Roger Whitson rounded out the panel, responding to the posthuman problematic in interpretation that comes out of his @autoblake project. In 2013, Whitson engineered an algorithm using the standard digitized Erdman Blake. The bot then combines and generates new Blakean phrases and meanings from the strings of the Blakean text. But in crafting the project, Whitson created new problems of interpretation of his own. The paper succeeded in grappling with and make sense of what significance can be gleaned from a machinic nonhuman Blake. What Whitson concluded, and as I thought was very cool, was that there’s a sense in which the algorithmic Blake Twitterbot enacts a rupture against history, speaking Blake as a form of “other” writing that enables his poetry to assume a new kind of–I would call radical–contemporaneity.
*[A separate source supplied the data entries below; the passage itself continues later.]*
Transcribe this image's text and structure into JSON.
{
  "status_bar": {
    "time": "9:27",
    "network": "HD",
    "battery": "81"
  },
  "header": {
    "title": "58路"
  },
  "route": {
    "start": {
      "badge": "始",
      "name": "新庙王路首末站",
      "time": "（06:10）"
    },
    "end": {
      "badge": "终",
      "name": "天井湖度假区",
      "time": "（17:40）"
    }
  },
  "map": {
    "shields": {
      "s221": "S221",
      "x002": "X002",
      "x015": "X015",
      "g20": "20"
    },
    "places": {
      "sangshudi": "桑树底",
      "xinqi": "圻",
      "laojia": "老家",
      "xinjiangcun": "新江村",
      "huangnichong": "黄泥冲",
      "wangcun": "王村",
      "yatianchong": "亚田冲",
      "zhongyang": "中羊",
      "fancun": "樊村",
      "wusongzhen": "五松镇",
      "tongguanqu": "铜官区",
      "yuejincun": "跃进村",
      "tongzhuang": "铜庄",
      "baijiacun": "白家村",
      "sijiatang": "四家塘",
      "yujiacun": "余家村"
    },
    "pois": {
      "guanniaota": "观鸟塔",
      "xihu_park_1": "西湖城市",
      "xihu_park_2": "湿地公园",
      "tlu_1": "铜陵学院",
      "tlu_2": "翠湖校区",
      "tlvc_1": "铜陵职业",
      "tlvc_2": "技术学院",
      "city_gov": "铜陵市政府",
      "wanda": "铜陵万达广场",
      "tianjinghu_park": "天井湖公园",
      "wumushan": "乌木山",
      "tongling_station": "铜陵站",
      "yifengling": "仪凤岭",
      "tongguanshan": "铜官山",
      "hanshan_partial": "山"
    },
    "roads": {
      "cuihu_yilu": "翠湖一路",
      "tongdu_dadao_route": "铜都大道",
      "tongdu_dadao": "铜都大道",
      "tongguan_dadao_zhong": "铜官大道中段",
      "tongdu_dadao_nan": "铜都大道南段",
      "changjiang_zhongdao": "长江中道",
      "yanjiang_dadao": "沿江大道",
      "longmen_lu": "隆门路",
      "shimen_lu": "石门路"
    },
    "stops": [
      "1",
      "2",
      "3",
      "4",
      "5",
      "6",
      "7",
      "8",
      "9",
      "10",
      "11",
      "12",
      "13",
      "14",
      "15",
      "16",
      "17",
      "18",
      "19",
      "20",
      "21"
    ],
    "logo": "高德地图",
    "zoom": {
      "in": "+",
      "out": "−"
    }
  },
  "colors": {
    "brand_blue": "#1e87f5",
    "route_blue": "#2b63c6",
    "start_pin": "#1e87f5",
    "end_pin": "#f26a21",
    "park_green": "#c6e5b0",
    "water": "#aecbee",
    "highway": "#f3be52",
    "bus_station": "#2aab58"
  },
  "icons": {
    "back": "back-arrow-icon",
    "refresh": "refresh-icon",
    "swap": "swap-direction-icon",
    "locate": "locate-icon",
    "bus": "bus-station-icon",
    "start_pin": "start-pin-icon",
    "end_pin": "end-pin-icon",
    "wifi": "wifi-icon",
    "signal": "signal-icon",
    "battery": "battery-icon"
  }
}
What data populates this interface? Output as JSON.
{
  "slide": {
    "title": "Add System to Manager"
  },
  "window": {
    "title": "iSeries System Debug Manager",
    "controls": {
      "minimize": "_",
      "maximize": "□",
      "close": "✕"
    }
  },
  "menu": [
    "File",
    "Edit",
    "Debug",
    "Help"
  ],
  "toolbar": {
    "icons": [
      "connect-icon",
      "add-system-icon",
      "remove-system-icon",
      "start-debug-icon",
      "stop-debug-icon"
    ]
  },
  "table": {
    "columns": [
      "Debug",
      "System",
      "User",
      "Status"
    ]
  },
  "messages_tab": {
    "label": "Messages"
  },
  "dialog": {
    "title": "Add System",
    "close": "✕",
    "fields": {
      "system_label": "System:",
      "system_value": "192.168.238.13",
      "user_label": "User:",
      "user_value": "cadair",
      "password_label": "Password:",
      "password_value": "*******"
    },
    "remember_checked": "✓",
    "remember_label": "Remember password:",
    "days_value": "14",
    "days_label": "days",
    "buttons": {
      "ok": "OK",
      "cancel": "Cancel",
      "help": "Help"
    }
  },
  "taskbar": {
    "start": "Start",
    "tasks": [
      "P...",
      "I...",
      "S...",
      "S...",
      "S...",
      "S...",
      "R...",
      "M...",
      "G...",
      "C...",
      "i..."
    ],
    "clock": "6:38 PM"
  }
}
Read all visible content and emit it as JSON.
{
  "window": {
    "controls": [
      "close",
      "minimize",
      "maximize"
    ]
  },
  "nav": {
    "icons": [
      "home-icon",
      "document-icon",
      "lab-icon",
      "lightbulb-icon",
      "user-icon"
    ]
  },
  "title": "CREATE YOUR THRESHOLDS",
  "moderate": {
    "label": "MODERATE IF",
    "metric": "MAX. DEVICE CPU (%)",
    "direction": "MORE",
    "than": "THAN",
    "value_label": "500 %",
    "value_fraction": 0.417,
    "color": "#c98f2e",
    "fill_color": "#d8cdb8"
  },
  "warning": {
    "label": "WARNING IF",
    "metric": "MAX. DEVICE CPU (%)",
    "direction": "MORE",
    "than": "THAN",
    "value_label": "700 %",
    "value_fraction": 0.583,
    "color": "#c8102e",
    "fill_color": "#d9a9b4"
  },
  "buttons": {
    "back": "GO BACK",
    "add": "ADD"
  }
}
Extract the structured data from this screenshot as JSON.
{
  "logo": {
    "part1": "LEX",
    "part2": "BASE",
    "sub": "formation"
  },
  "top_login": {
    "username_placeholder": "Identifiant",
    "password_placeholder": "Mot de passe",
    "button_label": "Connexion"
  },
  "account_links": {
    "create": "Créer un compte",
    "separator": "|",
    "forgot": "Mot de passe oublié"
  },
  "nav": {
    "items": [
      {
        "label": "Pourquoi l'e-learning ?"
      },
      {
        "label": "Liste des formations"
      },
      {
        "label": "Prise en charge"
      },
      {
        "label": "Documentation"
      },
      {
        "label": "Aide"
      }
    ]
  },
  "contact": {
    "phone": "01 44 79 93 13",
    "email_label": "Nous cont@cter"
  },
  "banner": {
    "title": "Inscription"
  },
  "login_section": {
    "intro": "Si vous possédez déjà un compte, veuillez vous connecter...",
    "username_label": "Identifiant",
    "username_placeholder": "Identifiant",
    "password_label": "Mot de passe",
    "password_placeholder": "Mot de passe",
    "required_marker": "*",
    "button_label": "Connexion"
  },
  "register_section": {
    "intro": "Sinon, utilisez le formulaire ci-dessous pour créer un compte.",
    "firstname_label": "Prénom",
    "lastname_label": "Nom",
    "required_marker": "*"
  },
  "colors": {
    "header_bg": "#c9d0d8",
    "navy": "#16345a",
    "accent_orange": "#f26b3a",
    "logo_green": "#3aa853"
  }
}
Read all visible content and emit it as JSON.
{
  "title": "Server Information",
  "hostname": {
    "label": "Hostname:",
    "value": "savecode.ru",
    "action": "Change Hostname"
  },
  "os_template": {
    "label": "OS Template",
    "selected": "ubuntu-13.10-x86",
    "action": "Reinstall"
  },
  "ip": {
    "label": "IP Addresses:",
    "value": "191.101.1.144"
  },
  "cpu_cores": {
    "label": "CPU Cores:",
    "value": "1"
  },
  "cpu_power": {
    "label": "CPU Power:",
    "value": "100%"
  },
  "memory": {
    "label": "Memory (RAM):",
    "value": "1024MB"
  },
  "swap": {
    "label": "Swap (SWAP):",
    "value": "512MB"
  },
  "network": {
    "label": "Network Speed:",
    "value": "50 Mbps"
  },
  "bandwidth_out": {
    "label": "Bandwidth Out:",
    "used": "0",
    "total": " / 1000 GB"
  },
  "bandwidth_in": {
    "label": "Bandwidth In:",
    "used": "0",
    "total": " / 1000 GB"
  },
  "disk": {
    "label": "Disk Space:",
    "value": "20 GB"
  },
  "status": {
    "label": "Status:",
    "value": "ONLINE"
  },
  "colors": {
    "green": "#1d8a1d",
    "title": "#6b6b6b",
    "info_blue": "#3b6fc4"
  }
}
There’s an intertemporal moment that links and challenges human conceptions of historical progression in the machinic nonhuman Blake.
But as an art historian, at day’s end, I’m interested in the ways in which the actual circulation of politically-engaged materials at a specific moment affect dimensions of space-time. And as I made my way back home at evening’s end, I was still simmering on Effinger’s Blake. If the artist-poet, for instance, I thought, is constructing parallels between humans and animals in his pictures in ways that subvert a sovereign relation where the former dominates the latter, what artists whose work was likely more widely available gave Blake the means to picture human-animal relations in the way he does? Does the temporality involved in the shared zone of artistic production not just Blake but other committed artists and poets in the London of the late eighteenth and early nineteenth century create the conditions for such an artistic pursuit towards the ends of more equitable social relations? A challenge to sovereignty, a vision for non- or more-than human becoming? Does what we might call the intertextual dimension of romanticism affect the “intertemporal problem” of “justice,” to come back to Terada’s talk? More to think about over the week.
Many thanks also to Hannah Markley, who helped to think through the day’s events.